L’ouvrage complet de Florian Manet, « Thalassopolitique du narcotrafic international, la face cachée de la mondialisation » peut être téléchargé gratuitement sur le site de la Fondation SEFACIL
La maritimisation irrésistible du narcotrafic a façonné une main d’œuvre criminelle parfaitement adaptée aux contraintes maritimes et portuaires. Structurée et évolutive, elle s’intègre dans les réalités d’une thalassocratie criminelle internationalisée qui contribue, de manière décisive, à la prospérité des chaînes de valeurs au sein d’une géo-économie illicite. La logistique portuaire offre, certes, l’efficacité du commerce international mais aussi l’opacification et les sécurisations des flux commerciaux noyés dans le gigantisme d’une mondialisation fortement maritimisée.

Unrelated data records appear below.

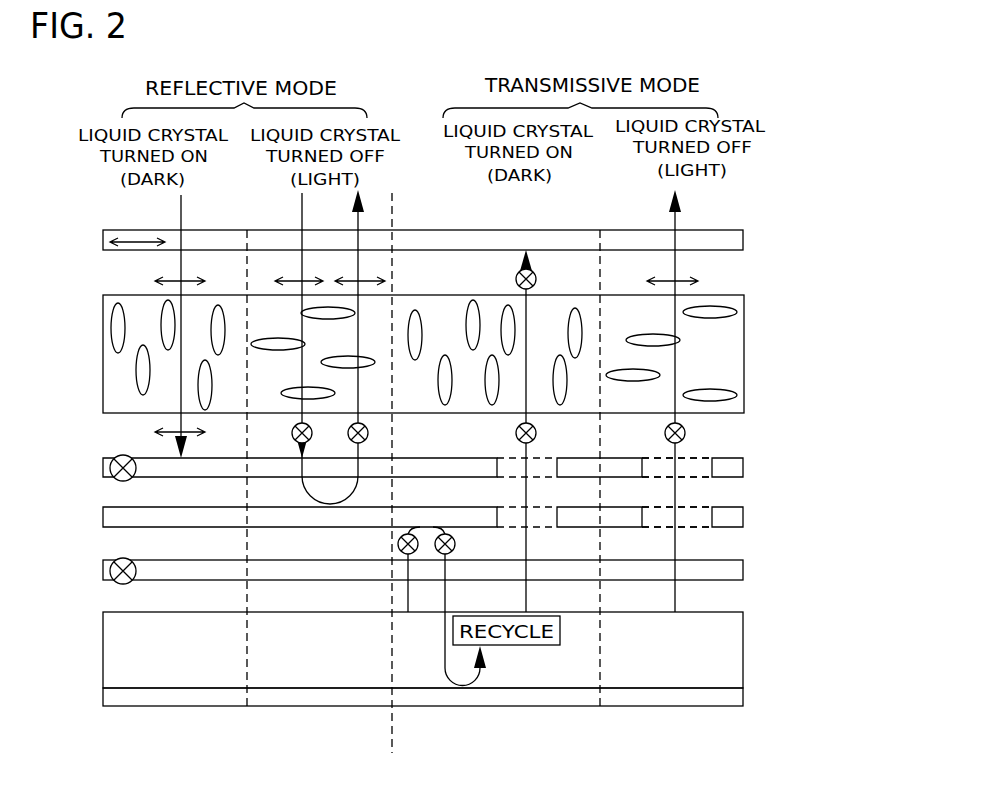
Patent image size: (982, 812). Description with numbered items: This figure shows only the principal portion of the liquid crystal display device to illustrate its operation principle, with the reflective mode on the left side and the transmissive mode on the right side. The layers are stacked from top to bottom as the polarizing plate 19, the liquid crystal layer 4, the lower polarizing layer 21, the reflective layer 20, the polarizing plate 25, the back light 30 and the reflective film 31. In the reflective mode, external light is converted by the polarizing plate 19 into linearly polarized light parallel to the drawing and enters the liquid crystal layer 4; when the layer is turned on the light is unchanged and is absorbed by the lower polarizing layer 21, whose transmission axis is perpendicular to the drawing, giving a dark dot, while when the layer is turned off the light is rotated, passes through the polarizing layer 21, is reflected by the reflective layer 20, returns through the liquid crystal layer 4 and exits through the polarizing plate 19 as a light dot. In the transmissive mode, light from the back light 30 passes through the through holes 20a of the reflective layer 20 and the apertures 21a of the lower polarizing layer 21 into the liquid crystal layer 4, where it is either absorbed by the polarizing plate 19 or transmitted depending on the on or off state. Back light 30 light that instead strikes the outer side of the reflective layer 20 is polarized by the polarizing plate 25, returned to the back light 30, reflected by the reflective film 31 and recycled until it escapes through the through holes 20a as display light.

The polarizing plate 19 is at (743, 233).
The liquid crystal layer 4 is at (733, 347).
The lower polarizing layer 21 is at (743, 467).
The apertures 21a is at (690, 462).
The reflective layer 20 is at (743, 514).
The through holes 20a is at (691, 511).
The polarizing plate 25 is at (743, 566).
The back light 30 is at (733, 650).
The reflective film 31 is at (733, 695).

Illustré d’un schéma et d’une carte. Avec en bonus un podcast.
Lire le premier article de cette série de quatre F. Manet, I. Le marché mondial des drogues, une géo-économie singulière particulièrement dynamique ?
Lire le deuxième article de cette série de quatre. F. Manet. II. Le marché mondial des drogues, une maritimisation irrésistible du narcotrafic ?
SCENES de violences armées à Guayaquil, port maritime équatorien, en janvier 2024, corruption d’agents portuaires ou de policiers, blanchiment d’argent dans des véhicules de luxe ou dans l’immobilier, homicides de journalistes ou de magistrats imputés la MokroMafia au cœur des cités néerlandaises… Tels s’expriment concrètement les effets du narcotrafic aussi bien dans les zones de départ que de destination des flux illicites.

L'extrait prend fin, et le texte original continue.